Dalam konteks fikih, istilah kafâ’ah berarti keserasian atau kecocokan (mumâtsalah, suitability) antara pasangan suami-istri demi menghindari hal-hal yang tidak diinginkan dalam hubungan pernikahan. Faktor menciptakan persamaan sosial (musâwah fî umûr ijtimâ‘iyyah), merawat keberlangsungan dan kekukuhan ikatan pernikahan dan terciptanya kebahagiaan di antara sepasang suami-istri merupakan tujuan yang ingin dicapai oleh sistem hukum Islam dari konsep kafâ’ah ini.
Berbagai mazhab memasukkan unsur-unsur yang berbeda yang patut dipikirkan dalam mempertimbangkan soal kafâ’ah ini. Mayoritas ulama (jumhûr) menyebut unsur agama, nasab, status kemerdekaan, dan mata pencaharian sebagai hal yang harus diperhitungkan. Kelompok mazhab Maliki hanya menyebut dua hal: agama dan kondisi fisik (yang dimaksud kondisi fisik di sini bukannya soal kecantikan, tetapi cukup untuk memastikan apakah calon pasangannya tidak memiliki cacat tubuh tertentu yang dapat mengurungkan niatnya untuk mengawini orang tersebut). Mazhab Syafi’i menyebut lima hal: agama, status kemerdekaan, nasab, cacat fisik, dan mata pencaharian. Sementara ulama Hanbali dan Hanafi memasukkan unsur harta sebagai hal yang patut dipertimbangkan dalam soal kafâ’ah.
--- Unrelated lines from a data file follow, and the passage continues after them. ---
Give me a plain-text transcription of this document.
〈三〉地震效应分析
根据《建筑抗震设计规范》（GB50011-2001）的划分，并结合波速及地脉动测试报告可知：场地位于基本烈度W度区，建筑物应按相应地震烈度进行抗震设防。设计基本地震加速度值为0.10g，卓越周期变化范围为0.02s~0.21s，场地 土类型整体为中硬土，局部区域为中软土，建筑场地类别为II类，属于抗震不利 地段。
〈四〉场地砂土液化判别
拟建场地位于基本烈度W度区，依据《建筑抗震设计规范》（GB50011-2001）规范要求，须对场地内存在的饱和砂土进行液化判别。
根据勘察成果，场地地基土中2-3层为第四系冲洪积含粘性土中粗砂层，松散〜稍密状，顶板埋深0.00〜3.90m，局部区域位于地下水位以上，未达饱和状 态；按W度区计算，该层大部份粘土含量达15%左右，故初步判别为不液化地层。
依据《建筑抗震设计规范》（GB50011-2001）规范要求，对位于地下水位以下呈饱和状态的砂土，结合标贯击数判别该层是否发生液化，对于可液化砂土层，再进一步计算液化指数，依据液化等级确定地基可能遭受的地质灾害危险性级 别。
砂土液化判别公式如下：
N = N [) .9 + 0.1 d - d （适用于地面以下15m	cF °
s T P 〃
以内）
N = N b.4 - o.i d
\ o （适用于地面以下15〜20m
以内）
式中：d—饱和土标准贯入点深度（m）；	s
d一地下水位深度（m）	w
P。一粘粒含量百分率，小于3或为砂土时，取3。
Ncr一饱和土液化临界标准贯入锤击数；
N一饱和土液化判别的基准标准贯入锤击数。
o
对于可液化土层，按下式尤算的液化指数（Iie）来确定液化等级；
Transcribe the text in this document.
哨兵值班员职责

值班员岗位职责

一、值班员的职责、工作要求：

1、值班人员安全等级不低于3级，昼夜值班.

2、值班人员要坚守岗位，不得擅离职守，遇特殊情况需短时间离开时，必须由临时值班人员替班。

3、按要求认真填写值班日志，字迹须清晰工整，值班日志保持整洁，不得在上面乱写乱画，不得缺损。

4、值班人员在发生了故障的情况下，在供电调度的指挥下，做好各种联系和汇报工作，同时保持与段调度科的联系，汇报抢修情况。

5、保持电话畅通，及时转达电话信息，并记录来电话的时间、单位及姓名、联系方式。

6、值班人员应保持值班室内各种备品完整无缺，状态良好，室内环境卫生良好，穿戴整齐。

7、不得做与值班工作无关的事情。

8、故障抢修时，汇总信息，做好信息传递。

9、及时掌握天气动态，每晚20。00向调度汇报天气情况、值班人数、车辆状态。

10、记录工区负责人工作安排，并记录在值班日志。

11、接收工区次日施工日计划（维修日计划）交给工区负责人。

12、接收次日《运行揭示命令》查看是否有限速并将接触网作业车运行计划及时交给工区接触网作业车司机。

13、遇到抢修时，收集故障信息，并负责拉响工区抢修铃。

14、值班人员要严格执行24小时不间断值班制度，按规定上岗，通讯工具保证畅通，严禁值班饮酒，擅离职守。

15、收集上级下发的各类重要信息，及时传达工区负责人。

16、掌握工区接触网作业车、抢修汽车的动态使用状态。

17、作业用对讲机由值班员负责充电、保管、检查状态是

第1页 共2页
Para ulama berbeda pendapat dalam memosisikan kafâ’ah sebagai syarat dalam pernikahan, yang secara umum dibagi ke dalam dua pendapat. Yang pertama menyatakan bahwa kafâ’ah sama sekali bukan syarat pernikahan, baik sebagai syarat sah maupun sebagai syarat wajib. Termasuk dalam kelompok ini adalah Sufyân al-Tsawrî, Hasan al-Bashrî, dan al-Karakhî. Dalil mereka antara lain adalah hadis Nabi yang menyatakan bahwa “…manusia itu seperti gigi sisir; seseorang tidak memiliki kelebihan atas orang yang lain, kecuali dalam hal ketakwaannya” (Subulussalâm, 3: 129). Hadis ini dipandang menyuarakan egalitarianisme Islam secara mutlak sehingga kafâ’ah tidak diperlukan dalam kasus pernikahan. Kelompok ini juga berargumen dengan ayat al-Qur’an yang menyatakan bahwa kemuliaan seseorang di sisi Allah adalah dari sisi ketakwaannya (Q.S. al-Hujurât [49]: 13).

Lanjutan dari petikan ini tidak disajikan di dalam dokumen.